SR 11-7 applies to models used in financial decision-making, risk management, and compliance processes. General productivity AI tools like email assistants or meeting summarizers typically fall outside SR 11-7 scope, though they still require governance under the institution's broader information security and data handling frameworks. The key determination is whether the AI tool's output influences financial decisions, risk assessments, or compliance determinations. When in doubt, financial institutions should err on the side of inclusion and apply model risk management principles to any AI tool that could materially affect institutional risk or customer outcomes.
How should financial institutions handle AI adverse action notices?

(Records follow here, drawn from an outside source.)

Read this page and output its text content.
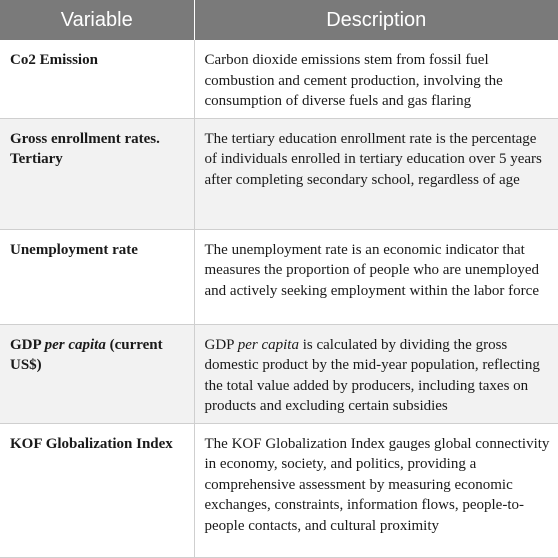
Variable	Description
Co2 Emission	Carbon dioxide emissions stem from fossil fuel combustion and cement production, involving the consumption of diverse fuels and gas flaring
Gross enrollment rates. Tertiary	The tertiary education enrollment rate is the percentage of individuals enrolled in tertiary education over 5 years after completing secondary school, regardless of age
Unemployment rate	The unemployment rate is an economic indicator that measures the proportion of people who are unemployed and actively seeking employment within the labor force
GDP per capita (current US$)	GDP per capita is calculated by dividing the gross domestic product by the mid-year population, reflecting the total value added by producers, including taxes on products and excluding certain subsidies
KOF Globalization Index	The KOF Globalization Index gauges global connectivity in economy, society, and politics, providing a comprehensive assessment by measuring economic exchanges, constraints, information flows, people-to-people contacts, and cultural proximity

Financial institutions must provide specific and accurate reasons for adverse credit decisions, even when those decisions are informed by AI models. The CFPB has made clear that using a complex AI model does not excuse vague or generic adverse action reasons. Institutions should implement AI explainability methods that can identify the principal factors driving adverse decisions for individual applicants. These factors must be translated into clear, specific reasons that consumers can understand and act upon. Document the methodology used to generate adverse action reasons and validate that the reasons accurately reflect the model's decision logic.
What model validation is required for AI in financial services?

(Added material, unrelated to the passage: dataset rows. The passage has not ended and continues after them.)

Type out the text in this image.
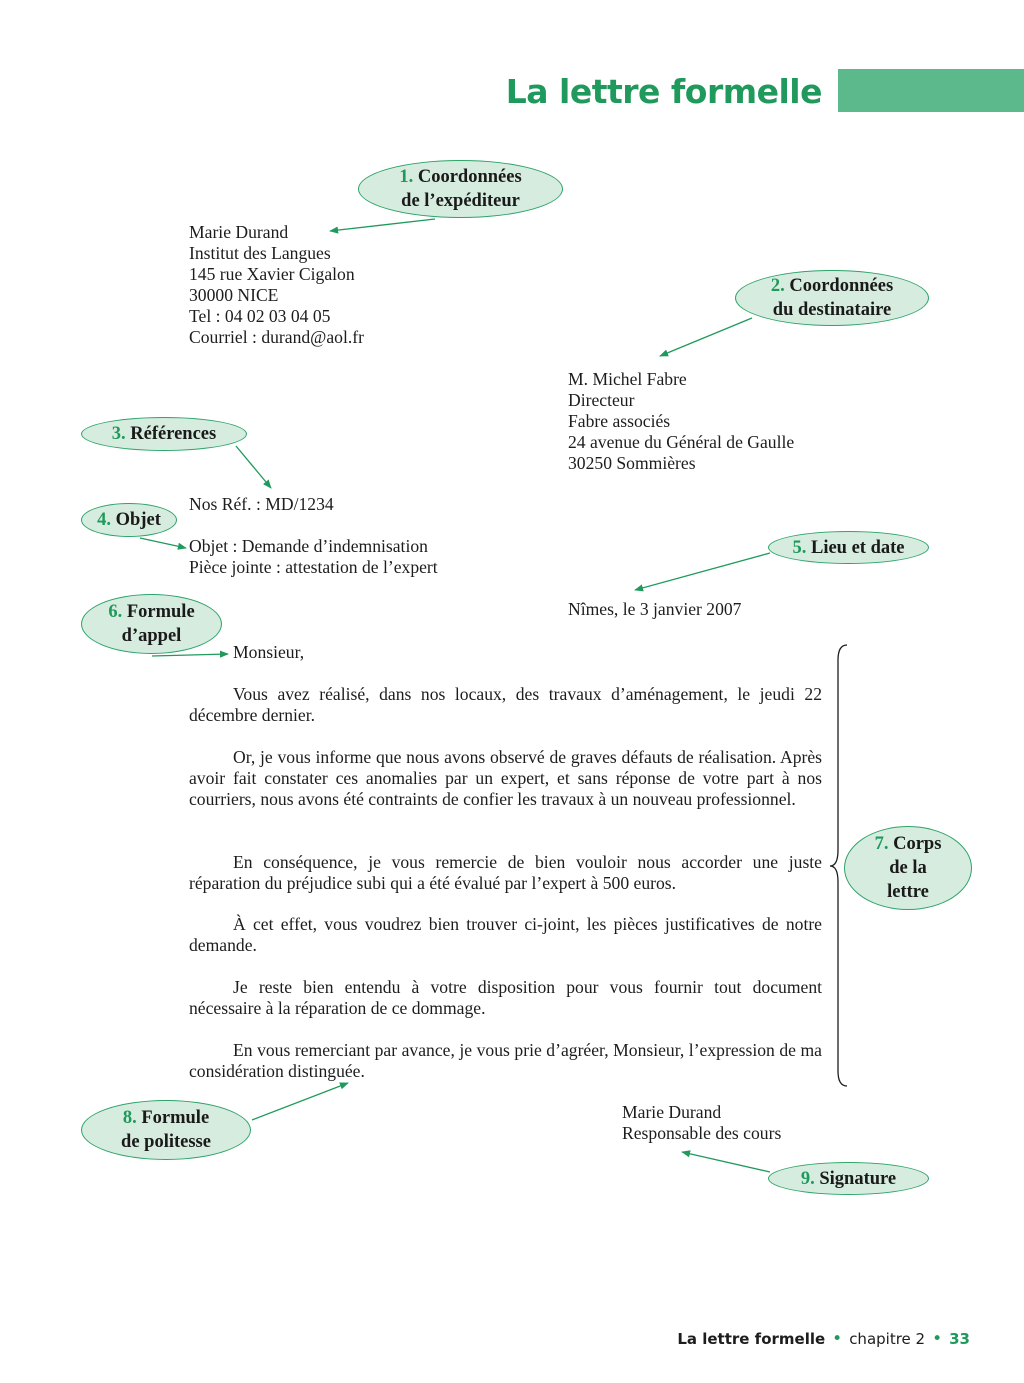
La lettre formelle
Marie Durand
Institut des Langues
145 rue Xavier Cigalon
30000 NICE
Tel : 04 02 03 04 05
Courriel : durand@aol.fr
M. Michel Fabre
Directeur
Fabre associés
24 avenue du Général de Gaulle
30250 Sommières
Nos Réf. : MD/1234
Objet : Demande d’indemnisation
Pièce jointe : attestation de l’expert
Nîmes, le 3 janvier 2007
Monsieur,

Vous avez réalisé, dans nos locaux, des travaux d’aménagement, le jeudi 22 décembre dernier.

Or, je vous informe que nous avons observé de graves défauts de réalisation. Après avoir fait constater ces anomalies par un expert, et sans réponse de votre part à nos courriers, nous avons été contraints de confier les travaux à un nouveau professionnel.

En conséquence, je vous remercie de bien vouloir nous accorder une juste réparation du préjudice subi qui a été évalué par l’expert à 500 euros.

À cet effet, vous voudrez bien trouver ci-joint, les pièces justificatives de notre demande.

Je reste bien entendu à votre disposition pour vous fournir tout document nécessaire à la réparation de ce dommage.

En vous remerciant par avance, je vous prie d’agréer, Monsieur, l’expression de ma considération distinguée.

Marie Durand
Responsable des cours
1. Coordonnées
de l’expéditeur
2. Coordonnées
du destinataire
3. Références
4. Objet
5. Lieu et date
6. Formule
d’appel
7. Corps
de la
lettre
8. Formule
de politesse
9. Signature
La lettre formelle • chapitre 2 • 33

AI model validation in financial services must be performed by qualified personnel independent of the model development team. Validation should assess conceptual soundness, data quality, model performance, outcome analysis, and ongoing monitoring effectiveness. For AI and ML models specifically, validation should also address training data representativeness, algorithmic bias potential, model stability over time, and explainability. Validation frequency depends on model risk classification, with high-risk models validated annually and medium-risk models validated every eighteen to twenty-four months. Any material model change triggers a revalidation requirement regardless of the scheduled timeline.
How should financial institutions manage third-party AI vendors?

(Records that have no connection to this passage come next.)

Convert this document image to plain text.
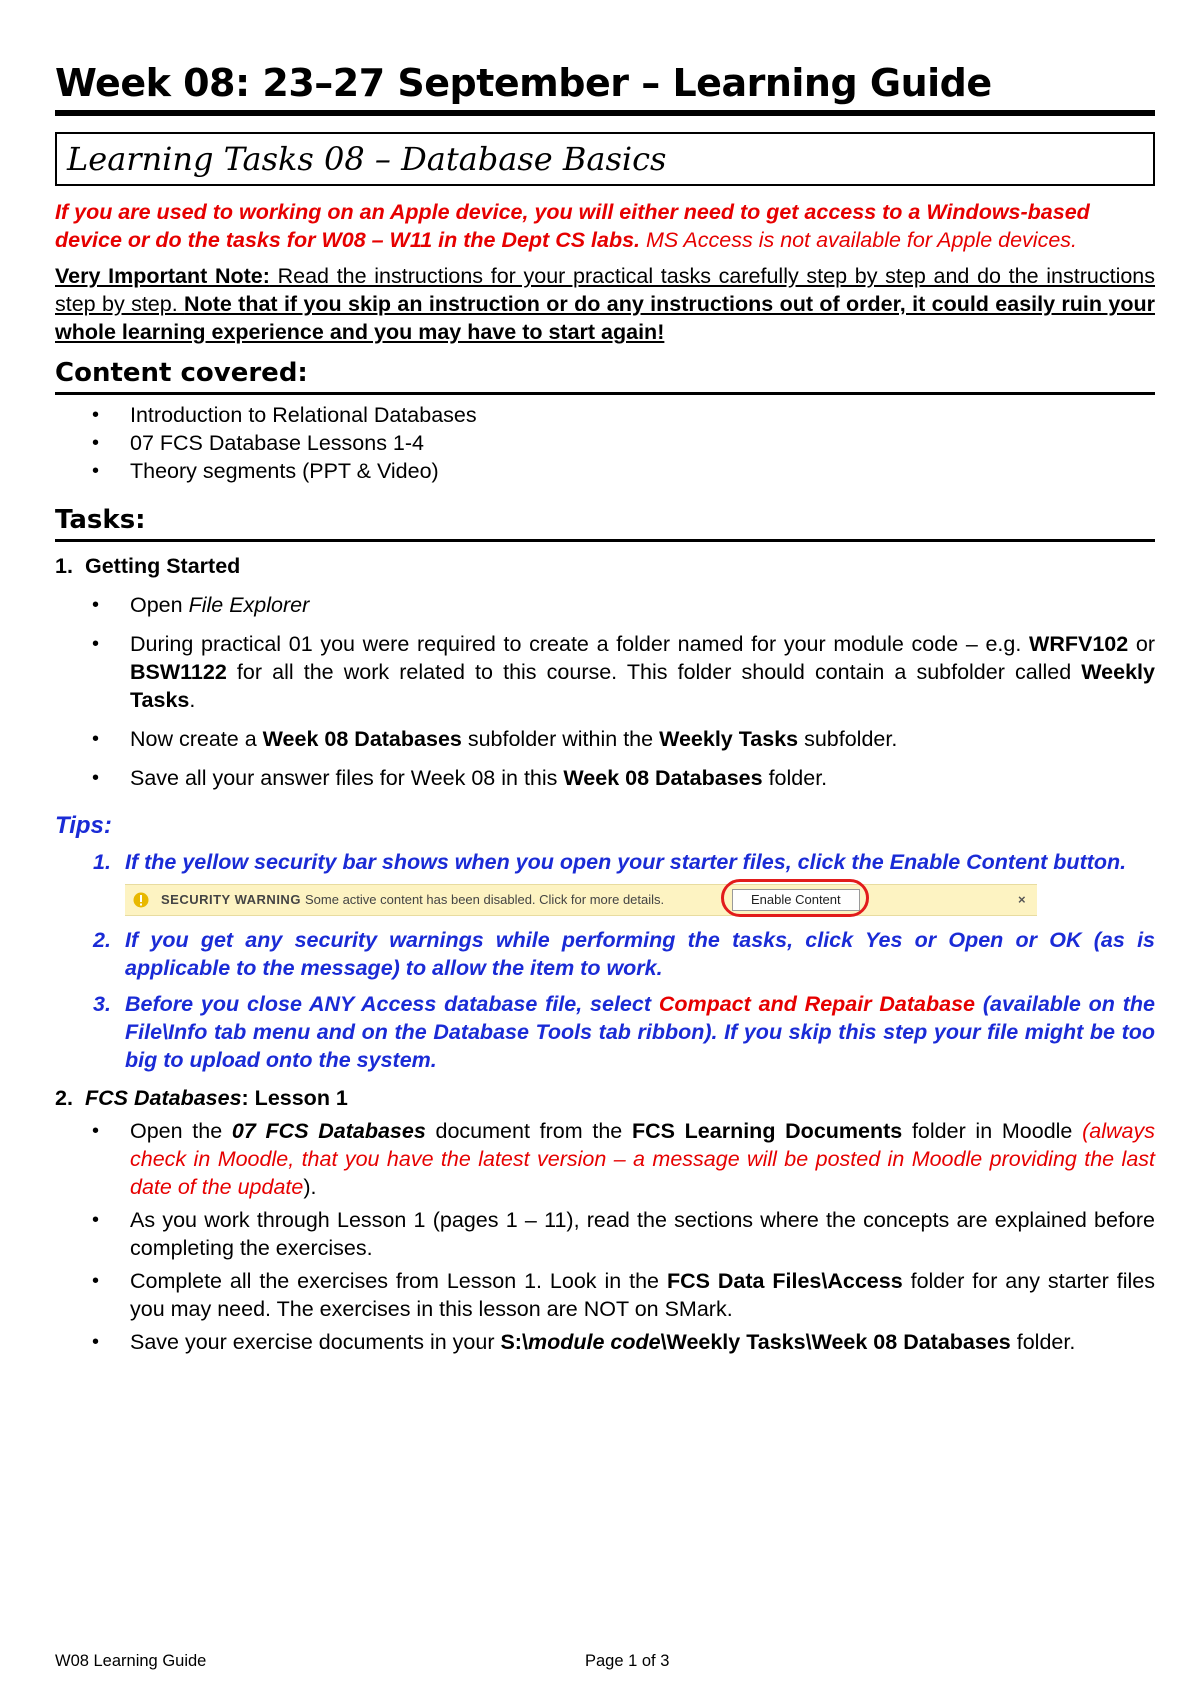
Week 08: 23–27 September – Learning Guide
Learning Tasks 08 – Database Basics

If you are used to working on an Apple device, you will either need to get access to a Windows-based device or do the tasks for W08 – W11 in the Dept CS labs. MS Access is not available for Apple devices.

Very Important Note: Read the instructions for your practical tasks carefully step by step and do the instructions step by step. Note that if you skip an instruction or do any instructions out of order, it could easily ruin your whole learning experience and you may have to start again!

Content covered:
• Introduction to Relational Databases
• 07 FCS Database Lessons 1-4
• Theory segments (PPT & Video)
Tasks:
1. Getting Started
• Open File Explorer
• During practical 01 you were required to create a folder named for your module code – e.g. WRFV102 or BSW1122 for all the work related to this course. This folder should contain a subfolder called Weekly Tasks.
• Now create a Week 08 Databases subfolder within the Weekly Tasks subfolder.
• Save all your answer files for Week 08 in this Week 08 Databases folder.
Tips:
1. If the yellow security bar shows when you open your starter files, click the Enable Content button.
SECURITY WARNING Some active content has been disabled. Click for more details.	Enable Content	×
2. If you get any security warnings while performing the tasks, click Yes or Open or OK (as is applicable to the message) to allow the item to work.
3. Before you close ANY Access database file, select Compact and Repair Database (available on the File\Info tab menu and on the Database Tools tab ribbon). If you skip this step your file might be too big to upload onto the system.
2. FCS Databases: Lesson 1
• Open the 07 FCS Databases document from the FCS Learning Documents folder in Moodle (always check in Moodle, that you have the latest version – a message will be posted in Moodle providing the last date of the update).
• As you work through Lesson 1 (pages 1 – 11), read the sections where the concepts are explained before completing the exercises.
• Complete all the exercises from Lesson 1. Look in the FCS Data Files\Access folder for any starter files you may need. The exercises in this lesson are NOT on SMark.
• Save your exercise documents in your S:\module code\Weekly Tasks\Week 08 Databases folder.
W08 Learning Guide	Page 1 of 3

Financial institutions must apply their third-party risk management framework to AI vendors, with enhanced due diligence for vendors performing critical activities. The initial assessment should cover the vendor's security posture, financial stability, regulatory compliance, model risk management practices, and business continuity capabilities. Contracts should include data handling requirements, audit rights, incident notification obligations, and performance standards. Ongoing monitoring should include regular performance reviews, security assessments, and verification that the vendor's practices remain aligned with the institution's regulatory obligations. Institutions should also assess concentration risk across AI vendors and develop contingency plans for vendor failure or service disruption.
What documentation should financial institutions maintain for AI regulatory examinations?
Financial institutions should maintain a comprehensive documentation package for each AI model that includes the model development documentation covering training data, methodology, and assumptions. The validation report with findings and remediation actions. Ongoing monitoring records including performance metrics, threshold breaches, and investigation results. Change management logs documenting all model updates and their rationale. Fair lending analysis results for consumer-facing models. Third-party vendor assessment records for externally sourced AI models. Training records demonstrating that model users and validators are appropriately qualified. Incident reports for any model failures, unexpected outputs, or compliance events. This documentation should be organized by model and maintained in a centralized repository that can be accessed quickly during examinations.